There is a fine line between ensuring optimal infrastructure and application performance and controlling AWS costs. Recognizing the tension between these two objectives, our team created a monitoring tool that can do both. The key to keeping costs in check while maintaining performance is utilization – specifically, the ability to identify over- and under-provisioned instances and translate those findings into actionable insights.
Read on to find out how to obtain actionable AWS utilization insights with Metricly’s utilization reports.
Why AWS Utilization Monitoring Matters
When optimizing your AWS environment, simply reducing cost isn’t always the answer. Taking out necessary, but expensive, instances could easily wind up costing you more in the form of serious performance problems or even an outage. If you really do need it, it might be worth the cost. The place to start, then, is with utilization.
Utilization metrics tell more about your environment and its performance than perhaps any other. Powerful in their own right, utilization calculations combined with insights on your specific infrastructure and applications take your monitoring to the next level. However, there are several pitfalls that can leave you coming up short.
Common AWS Utilization Monitoring Mistakes
There are several tools and reports out there that claim to help you monitor and report on AWS utilization. In order to pick the best one, it helps to be informed about common mistakes or misconceptions when producing or interpreting the data.
1) Relying on CPU utilization (or any one metric) alone.
One metric can’t explain an entire environment’s utilization. Monitoring CPU utilization alone won’t tell you when the disk is full or approaching full.
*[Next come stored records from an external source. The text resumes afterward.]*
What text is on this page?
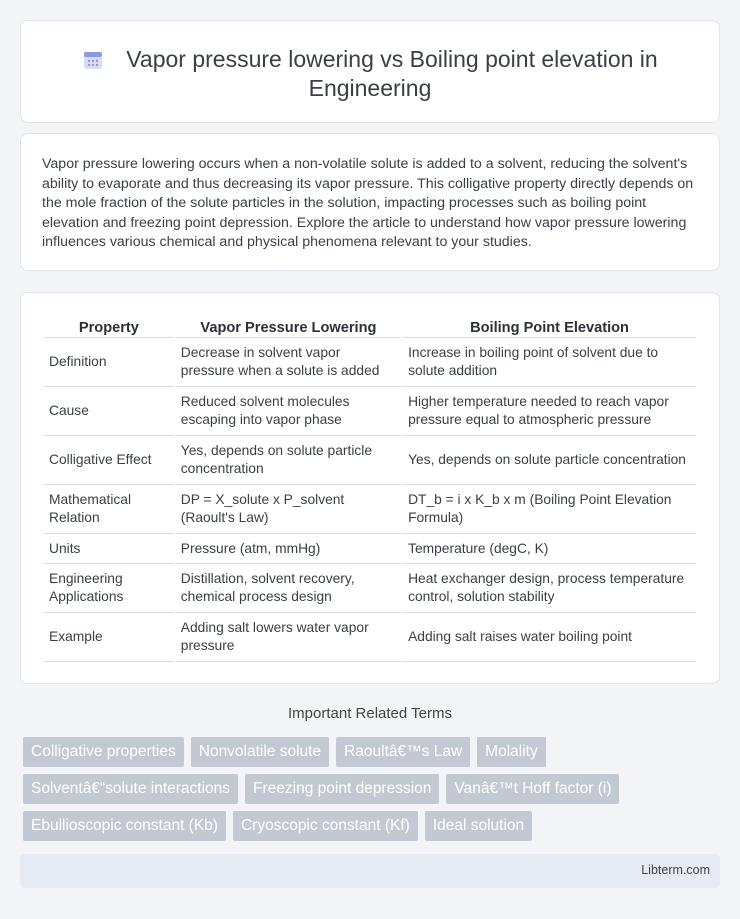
Vapor pressure lowering vs Boiling point elevation in Engineering

Vapor pressure lowering occurs when a non-volatile solute is added to a solvent, reducing the solvent's ability to evaporate and thus decreasing its vapor pressure. This colligative property directly depends on the mole fraction of the solute particles in the solution, impacting processes such as boiling point elevation and freezing point depression. Explore the article to understand how vapor pressure lowering influences various chemical and physical phenomena relevant to your studies.

Property	Vapor Pressure Lowering	Boiling Point Elevation
Definition	Decrease in solvent vapor pressure when a solute is added	Increase in boiling point of solvent due to solute addition
Cause	Reduced solvent molecules escaping into vapor phase	Higher temperature needed to reach vapor pressure equal to atmospheric pressure
Colligative Effect	Yes, depends on solute particle concentration	Yes, depends on solute particle concentration
Mathematical Relation	DP = X_solute x P_solvent (Raoult's Law)	DT_b = i x K_b x m (Boiling Point Elevation Formula)
Units	Pressure (atm, mmHg)	Temperature (degC, K)
Engineering Applications	Distillation, solvent recovery, chemical process design	Heat exchanger design, process temperature control, solution stability
Example	Adding salt lowers water vapor pressure	Adding salt raises water boiling point
Important Related Terms
Colligative properties	Nonvolatile solute	Raoultâ€™s Law	Molality
Solventâ€“solute interactions	Freezing point depression	Vanâ€™t Hoff factor (i)
Ebullioscopic constant (Kb)	Cryoscopic constant (Kf)	Ideal solution
Libterm.com
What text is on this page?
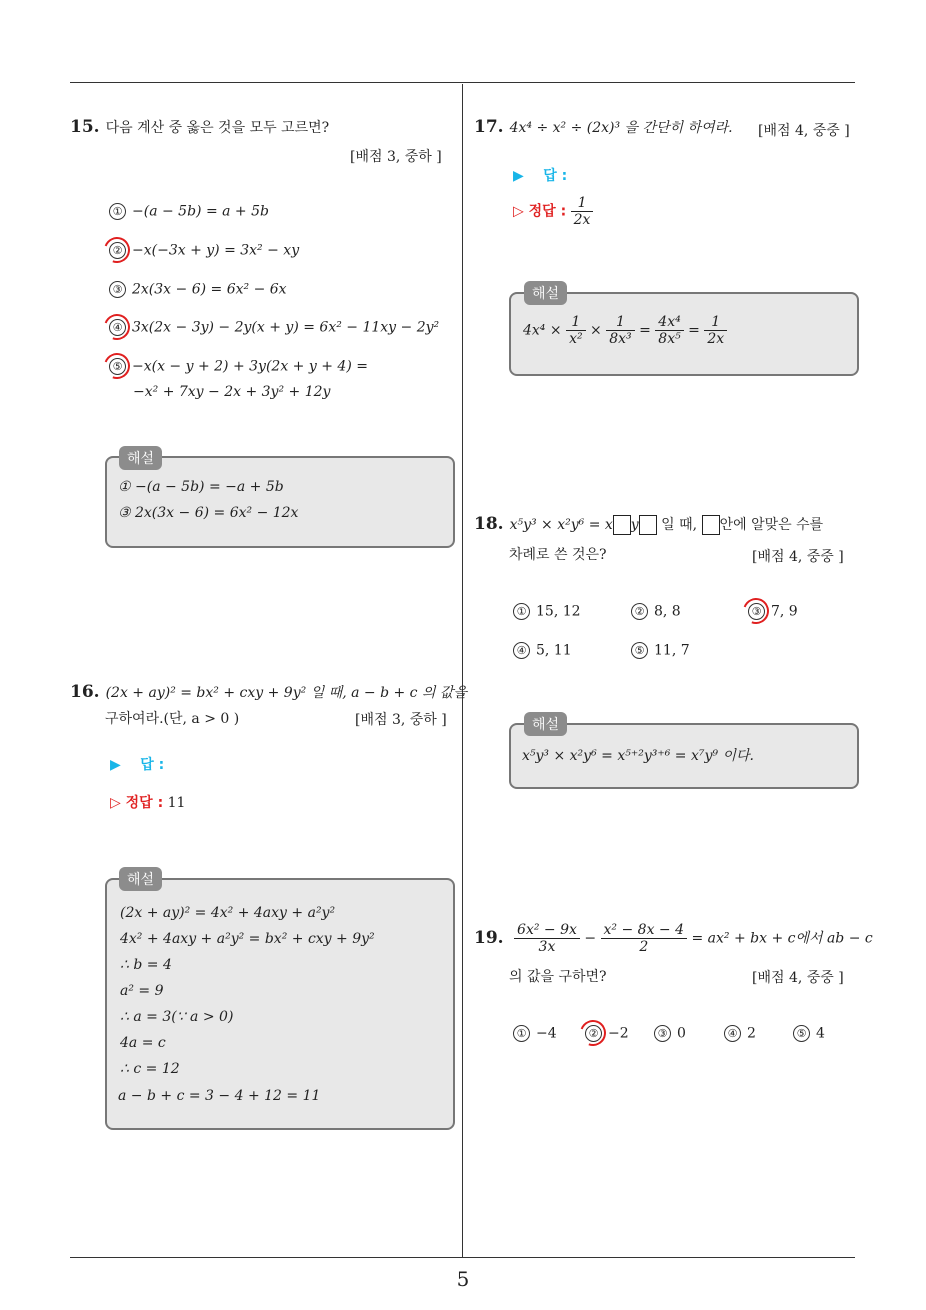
15. 다음 계산 중 옳은 것을 모두 고르면?
[배점 3, 중하 ]
① −(a − 5b) = a + 5b
② −x(−3x + y) = 3x² − xy
③ 2x(3x − 6) = 6x² − 6x
④ 3x(2x − 3y) − 2y(x + y) = 6x² − 11xy − 2y²
⑤ −x(x − y + 2) + 3y(2x + y + 4) =
−x² + 7xy − 2x + 3y² + 12y
해설
① −(a − 5b) = −a + 5b
③ 2x(3x − 6) = 6x² − 12x
16. (2x + ay)² = bx² + cxy + 9y² 일 때, a − b + c 의 값을
구하여라.(단, a > 0 )	[배점 3, 중하 ]
▶    답 :
▷ 정답 : 11
해설
(2x + ay)² = 4x² + 4axy + a²y²
4x² + 4axy + a²y² = bx² + cxy + 9y²
∴ b = 4
a² = 9
∴ a = 3(∵ a > 0)
4a = c
∴ c = 12
a − b + c = 3 − 4 + 12 = 11
17. 4x⁴ ÷ x² ÷ (2x)³ 을 간단히 하여라. [배점 4, 중중 ]
▶    답 :
▷ 정답 : $\frac{1}{2x}$
해설
$4x^4 \times \frac{1}{\text{x²}} \times \frac{1}{\text{8x³}} = \frac{\text{4x⁴}}{\text{8x⁵}} = \frac{1}{2x}$
18. x⁵y³ × x²y⁶ = x y 일 때, 안에 알맞은 수를
차례로 쓴 것은?	[배점 4, 중중 ]
① 15, 12	② 8, 8	③ 7, 9
④ 5, 11	⑤ 11, 7
해설
x⁵y³ × x²y⁶ = x⁵⁺²y³⁺⁶ = x⁷y⁹ 이다.
19. $\frac{\text{6x² − 9x}}{3x} - \frac{\text{x² − 8x − 4}}{2} = ax^2$ + bx + c에서 ab − c
의 값을 구하면?	[배점 4, 중중 ]
① −4	② −2	③ 0	④ 2	⑤ 4
5
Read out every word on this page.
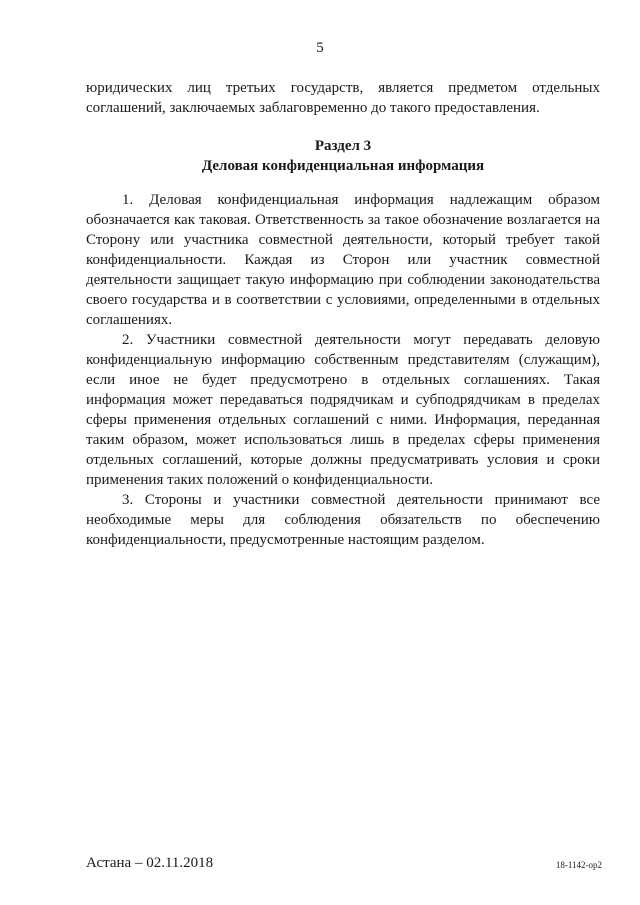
5

юридических лиц третьих государств, является предметом отдельных соглашений, заключаемых заблаговременно до такого предоставления.

Раздел 3
Деловая конфиденциальная информация

1. Деловая конфиденциальная информация надлежащим образом обозначается как таковая. Ответственность за такое обозначение возлагается на Сторону или участника совместной деятельности, который требует такой конфиденциальности. Каждая из Сторон или участник совместной деятельности защищает такую информацию при соблюдении законодательства своего государства и в соответствии с условиями, определенными в отдельных соглашениях.

2. Участники совместной деятельности могут передавать деловую конфиденциальную информацию собственным представителям (служащим), если иное не будет предусмотрено в отдельных соглашениях. Такая информация может передаваться подрядчикам и субподрядчикам в пределах сферы применения отдельных соглашений с ними. Информация, переданная таким образом, может использоваться лишь в пределах сферы применения отдельных соглашений, которые должны предусматривать условия и сроки применения таких положений о конфиденциальности.

3. Стороны и участники совместной деятельности принимают все необходимые меры для соблюдения обязательств по обеспечению конфиденциальности, предусмотренные настоящим разделом.

Астана – 02.11.2018	18-1142-ор2
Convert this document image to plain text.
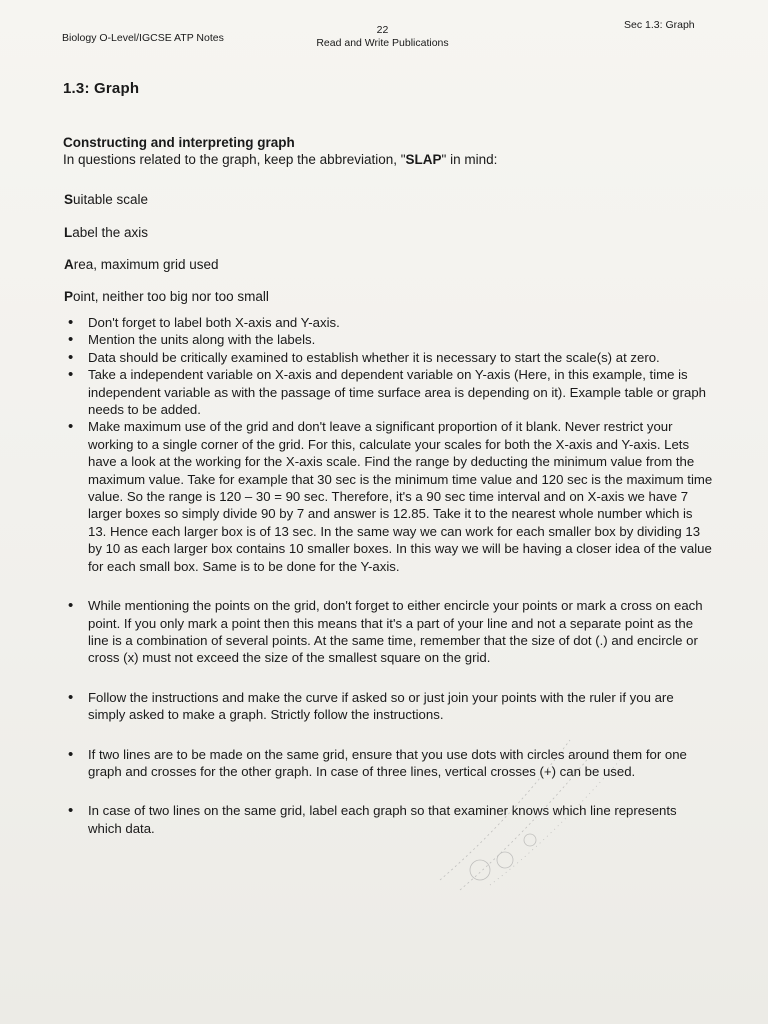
Biology O-Level/IGCSE ATP Notes
22
Read and Write Publications
Sec 1.3: Graph
1.3: Graph
Constructing and interpreting graph
In questions related to the graph, keep the abbreviation, "SLAP" in mind:
Suitable scale
Label the axis
Area, maximum grid used
Point, neither too big nor too small
• Don't forget to label both X-axis and Y-axis.
• Mention the units along with the labels.
• Data should be critically examined to establish whether it is necessary to start the scale(s) at zero.
• Take a independent variable on X-axis and dependent variable on Y-axis (Here, in this example, time is independent variable as with the passage of time surface area is depending on it). Example table or graph needs to be added.
• Make maximum use of the grid and don't leave a significant proportion of it blank. Never restrict your working to a single corner of the grid. For this, calculate your scales for both the X-axis and Y-axis. Lets have a look at the working for the X-axis scale. Find the range by deducting the minimum value from the maximum value. Take for example that 30 sec is the minimum time value and 120 sec is the maximum time value. So the range is 120 – 30 = 90 sec. Therefore, it's a 90 sec time interval and on X-axis we have 7 larger boxes so simply divide 90 by 7 and answer is 12.85. Take it to the nearest whole number which is 13. Hence each larger box is of 13 sec. In the same way we can work for each smaller box by dividing 13 by 10 as each larger box contains 10 smaller boxes. In this way we will be having a closer idea of the value for each small box. Same is to be done for the Y-axis.
• While mentioning the points on the grid, don't forget to either encircle your points or mark a cross on each point. If you only mark a point then this means that it's a part of your line and not a separate point as the line is a combination of several points. At the same time, remember that the size of dot (.) and encircle or cross (x) must not exceed the size of the smallest square on the grid.
• Follow the instructions and make the curve if asked so or just join your points with the ruler if you are simply asked to make a graph. Strictly follow the instructions.
• If two lines are to be made on the same grid, ensure that you use dots with circles around them for one graph and crosses for the other graph. In case of three lines, vertical crosses (+) can be used.
• In case of two lines on the same grid, label each graph so that examiner knows which line represents which data.
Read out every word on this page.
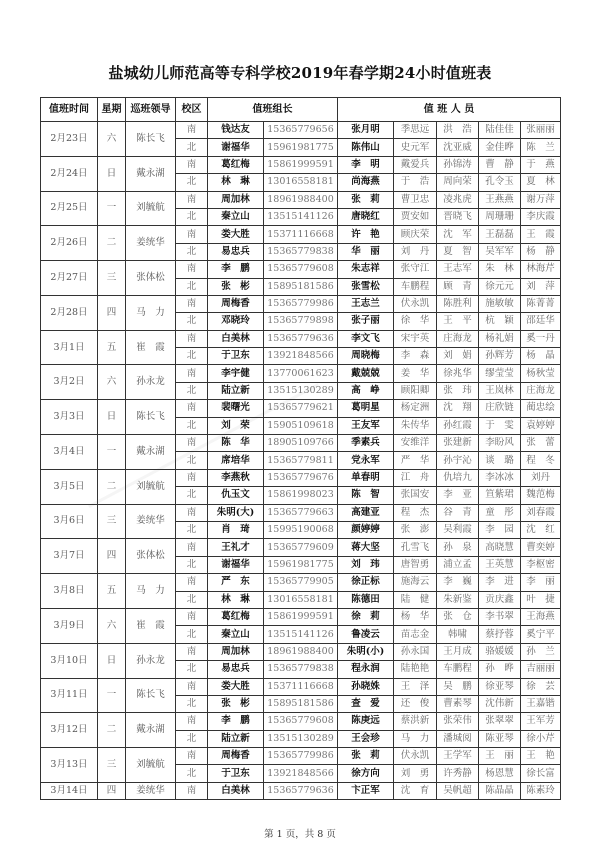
盐城幼儿师范高等专科学校2019年春学期24小时值班表
值班时间	星期	巡班领导	校区	值班组长		值 班 人 员				
2月23日	六	陈长飞	南	钱达友	15365779656	张月明	季思远	洪　浩	陆佳佳	张丽丽
			北	谢福华	15961981775	陈伟山	史元军	沈亚威	金佳晔	陈　兰
2月24日	日	戴永湖	南	葛红梅	15861999591	李　明	戴爱兵	孙锦涛	曹　静	于　燕
			北	林　琳	13016558181	尚海燕	于　浩	周向荣	孔令玉	夏　林
2月25日	一	刘毓航	南	周加林	18961988400	张　莉	曹卫忠	凌兆虎	王燕燕	谢万萍
			北	秦立山	13515141126	唐晓红	贾安如	晋晓飞	周珊珊	李庆霞
2月26日	二	姜统华	南	娄大胜	15371116668	许　艳	顾庆荣	沈　军	王磊磊	王　霞
			北	易忠兵	15365779838	华　丽	刘　丹	夏　智	吴军军	杨　静
2月27日	三	张体松	南	李　鹏	15365779608	朱志祥	张守江	王志军	朱　林	林海芹
			北	张　彬	15895181586	张雪松	车鹏程	顾　青	徐元元	刘　萍
2月28日	四	马　力	南	周梅香	15365779986	王志兰	伏永凯	陈胜利	施敏敏	陈菁菁
			北	邓晓玲	15365779898	张子丽	徐　华	王　平	杭　颖	邵廷华
3月1日	五	崔　霞	南	白美林	15365779636	李文飞	宋宇英	庄海龙	杨礼娟	奚一丹
			北	于卫东	13921848566	周晓梅	李　森	刘　娟	孙辉芳	杨　晶
3月2日	六	孙永龙	南	李宇健	13770061623	戴兢兢	姜　华	徐兆华	缪莹莹	杨秋莹
			北	陆立新	13515130289	高　峥	顾阳卿	张　玮	王岚林	庄海龙
3月3日	日	陈长飞	南	裴曙光	15365779621	葛明星	杨定洲	沈　翔	庄欣链	蔺忠绘
			北	刘　荣	15905109618	王友军	朱传华	孙红霞	于　雯	袁婷婷
3月4日	一	戴永湖	南	陈　华	18905109766	季素兵	安维洋	张建新	李盼风	张　蕾
			北	席培华	15365779811	党永军	严　华	孙宇沁	谈　璐	程　冬
3月5日	二	刘毓航	南	李燕秋	15365779676	单春明	江　舟	仇培九	李冰冰	刘丹
			北	仇玉文	15861998023	陈　智	张国安	李　亚	笪紫珺	魏范梅
3月6日	三	姜统华	南	朱明(大)	15365779663	高建亚	程　杰	谷　青	童　彤	刘春霞
			北	肖　琦	15995190068	颜婷婷	张　澎	吴利霞	李　园	沈　红
3月7日	四	张体松	南	王礼才	15365779609	蒋大坚	孔雪飞	孙　泉	高晓慧	曹奕婷
			北	谢福华	15961981775	刘　玮	唐智勇	浦立孟	王英慧	李枢密
3月8日	五	马　力	南	严　东	15365779905	徐正标	施海云	李　巍	李　进	李　丽
			北	林　琳	13016558181	陈德田	陆　健	朱新鉴	贡庆鑫	叶　捷
3月9日	六	崔　霞	南	葛红梅	15861999591	徐　莉	杨　华	张　仓	李书翠	王海燕
			北	秦立山	13515141126	鲁凌云	苗志金	韩啸	蔡抒蓉	奚宁平
3月10日	日	孙永龙	南	周加林	18961988400	朱明(小)	孙永国	王月成	骆媛媛	孙　兰
			北	易忠兵	15365779838	程永润	陆艳艳	车鹏程	孙　晔	吉丽丽
3月11日	一	陈长飞	南	娄大胜	15371116668	孙晓姝	王　泽	吴　鹏	徐亚琴	徐　芸
			北	张　彬	15895181586	查　爱	还　俊	曹素琴	沈伟新	王嘉锴
3月12日	二	戴永湖	南	李　鹏	15365779608	陈庚远	蔡洪新	张荣伟	张翠翠	王军芳
			北	陆立新	13515130289	王会珍	马　力	潘城阅	陈亚琴	徐小芹
3月13日	三	刘毓航	南	周梅香	15365779986	张　莉	伏永凯	王学军	王　丽	王　艳
			北	于卫东	13921848566	徐方向	刘　勇	许秀静	杨恩慧	徐长富
3月14日	四	姜统华	南	白美林	15365779636	卞正军	沈　育	吴帆超	陈晶晶	陈素玲
第 1 页，共 8 页
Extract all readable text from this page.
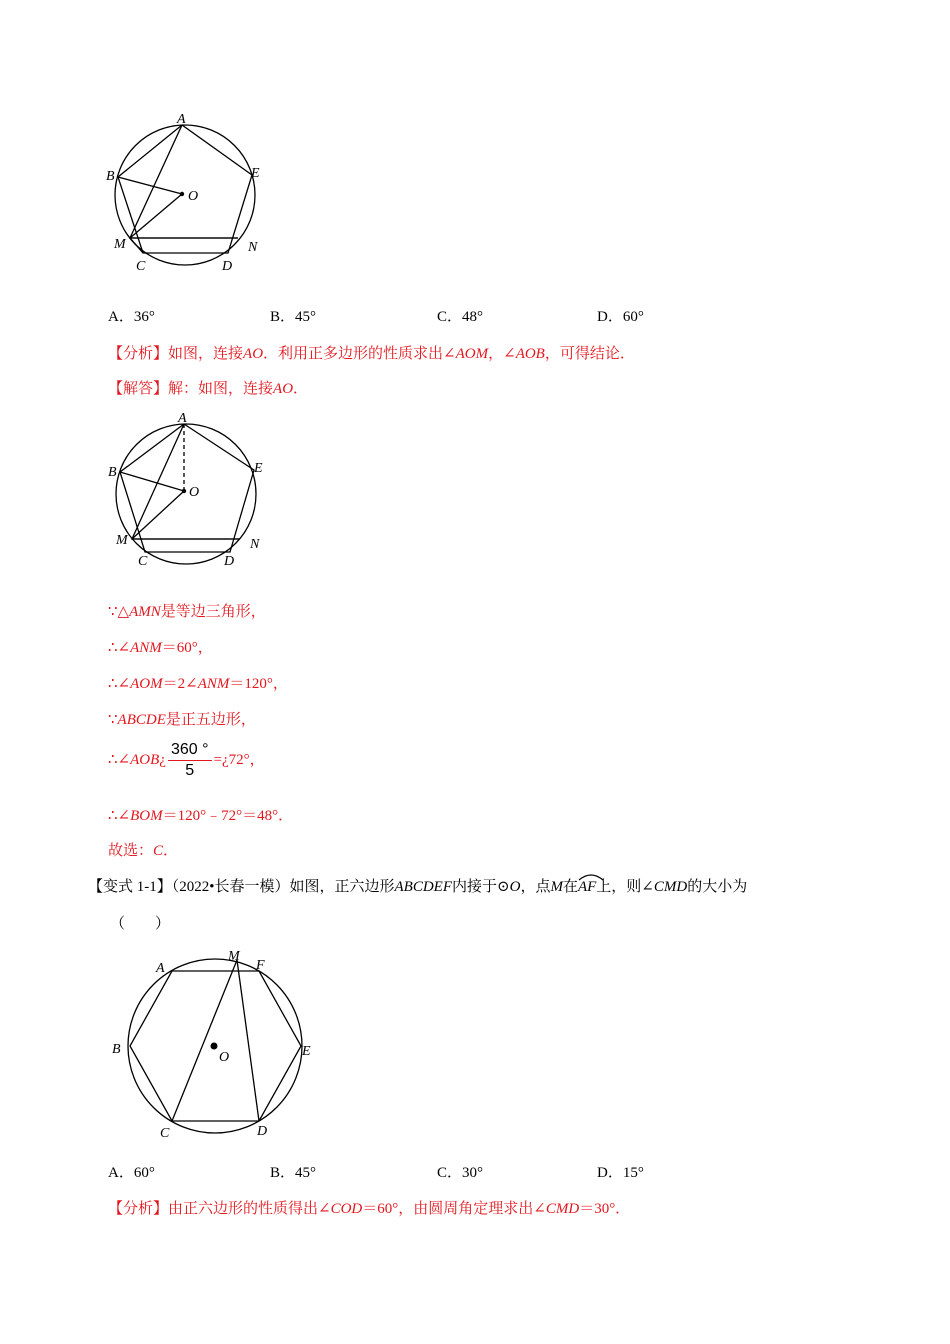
A
B
O
E
M	N
C	D
A．36°	B．45°	C．48°	D．60°
【分析】如图，连接AO．利用正多边形的性质求出∠AOM，∠AOB，可得结论．
【解答】解：如图，连接AO．
A
B
O
E
M	N
C	D
∵△AMN是等边三角形，
∴∠ANM＝60°，
∴∠AOM＝2∠ANM＝120°，
∵ABCDE是正五边形，
∴∠AOB¿ $\frac{360 ^\circ}{5}$ =¿72°，
∴∠BOM＝120°﹣72°＝48°．
故选：C．
【变式 1-1】（2022•长春一模）如图，正六边形ABCDEF内接于⊙O，点M在
AF上，则∠CMD的大小为
（　　）
A
M
F
B
O	E
C	D
A．60°	B．45°	C．30°	D．15°
【分析】由正六边形的性质得出∠COD＝60°，由圆周角定理求出∠CMD＝30°．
In this case, utilization-related performance problems might occur despite the fact that the single utilization metric hasn’t reached alarming levels.
2) Calculating utilization without understanding the limitations of the infrastructure.
For example, you could have one EC2 that averages 1.5MB/second received via the network. By itself, that metric doesn’t tell the full story – you need additional information on the capacity of the server’s network connection, as well as the larger environment, to determine whether an adjustment is needed.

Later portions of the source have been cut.